CVE-2023-49297: 
Python vulnerability analysis and mitigation

PyDrive2, a wrapper library for google-api-python-client that simplifies Google Drive API V2 tasks, was found to contain a deserialization vulnerability (CVE-2023-49297) discovered in December 2023. The vulnerability affects versions up to and including 1.16.1, with the fix being released in version 1.16.2. This security issue involves unsafe YAML deserialization that could lead to arbitrary code execution (GitHub Advisory).

The vulnerability stems from the use of unsafe YAML deserialization in the LoadSettingsFile function. The issue occurs because the library uses CLoader from the yaml library, which is considered unsafe as it allows execution of any Python code contained within the YAML file. The vulnerability is triggered when initializing GoogleAuth while a malicious yaml file is present in the same directory, or when such a file is loaded via LoadSettingsFile. The CVSS v3.1 base score is 7.8 HIGH, with vector string CVSS:3.1/AV:L/AC:L/PR:N/UI:R/S:U/C:H/I:H/A:H (GitHub Advisory, NVD).

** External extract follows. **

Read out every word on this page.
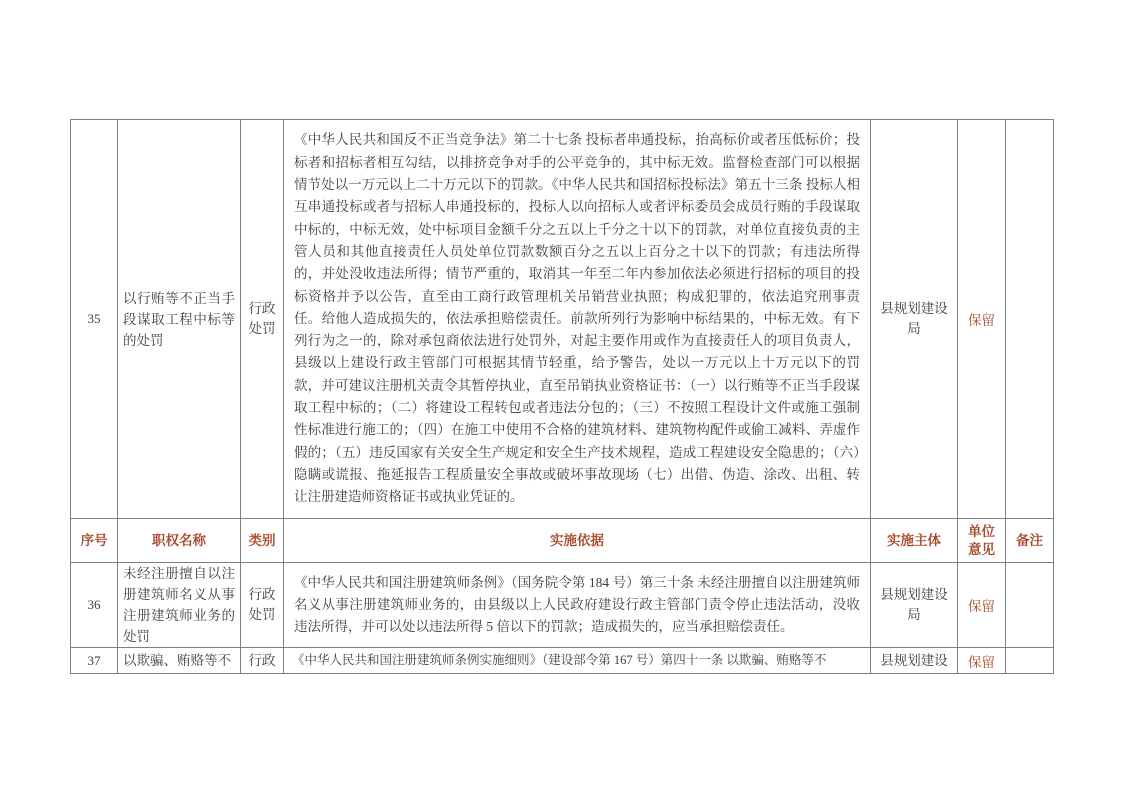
35	以行贿等不正当手段谋取工程中标等的处罚	行政处罚	《中华人民共和国反不正当竞争法》第二十七条 投标者串通投标，抬高标价或者压低标价；投标者和招标者相互勾结，以排挤竞争对手的公平竞争的，其中标无效。监督检查部门可以根据情节处以一万元以上二十万元以下的罚款。《中华人民共和国招标投标法》第五十三条 投标人相互串通投标或者与招标人串通投标的，投标人以向招标人或者评标委员会成员行贿的手段谋取中标的，中标无效，处中标项目金额千分之五以上千分之十以下的罚款，对单位直接负责的主管人员和其他直接责任人员处单位罚款数额百分之五以上百分之十以下的罚款；有违法所得的，并处没收违法所得；情节严重的，取消其一年至二年内参加依法必须进行招标的项目的投标资格并予以公告，直至由工商行政管理机关吊销营业执照；构成犯罪的，依法追究刑事责任。给他人造成损失的，依法承担赔偿责任。前款所列行为影响中标结果的，中标无效。有下列行为之一的，除对承包商依法进行处罚外，对起主要作用或作为直接责任人的项目负责人，县级以上建设行政主管部门可根据其情节轻重，给予警告，处以一万元以上十万元以下的罚款，并可建议注册机关责令其暂停执业，直至吊销执业资格证书：（一）以行贿等不正当手段谋取工程中标的；（二）将建设工程转包或者违法分包的；（三）不按照工程设计文件或施工强制性标准进行施工的；（四）在施工中使用不合格的建筑材料、建筑物构配件或偷工减料、弄虚作假的；（五）违反国家有关安全生产规定和安全生产技术规程，造成工程建设安全隐患的；（六）隐瞒或谎报、拖延报告工程质量安全事故或破坏事故现场（七）出借、伪造、涂改、出租、转让注册建造师资格证书或执业凭证的。	县规划建设局	保留	

序号	职权名称	类别	实施依据	实施主体	单位意见	备注

36	未经注册擅自以注册建筑师名义从事注册建筑师业务的处罚	行政处罚	《中华人民共和国注册建筑师条例》（国务院令第 184 号）第三十条 未经注册擅自以注册建筑师名义从事注册建筑师业务的，由县级以上人民政府建设行政主管部门责令停止违法活动，没收违法所得，并可以处以违法所得 5 倍以下的罚款；造成损失的，应当承担赔偿责任。	县规划建设局	保留	
37	以欺骗、贿赂等不	行政	《中华人民共和国注册建筑师条例实施细则》（建设部令第 167 号）第四十一条 以欺骗、贿赂等不	县规划建设	保留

The vulnerability allows attackers to execute arbitrary code through a maliciously crafted YAML file. What makes this vulnerability particularly concerning is that it doesn't require the file to be directly loaded through the code - merely having the malicious file present in the same directory as the PyDrive2 application is sufficient to trigger the vulnerability (GitHub Advisory).

The vulnerability has been patched in PyDrive2 version 1.16.2 by replacing the unsafe CLoader with CSafeLoader. Users are strongly advised to upgrade to version 1.16.2 or later. The fix was implemented in commit c57355dc. There are no known workarounds for this vulnerability other than upgrading to a patched version (GitHub Advisory, Fedora Update).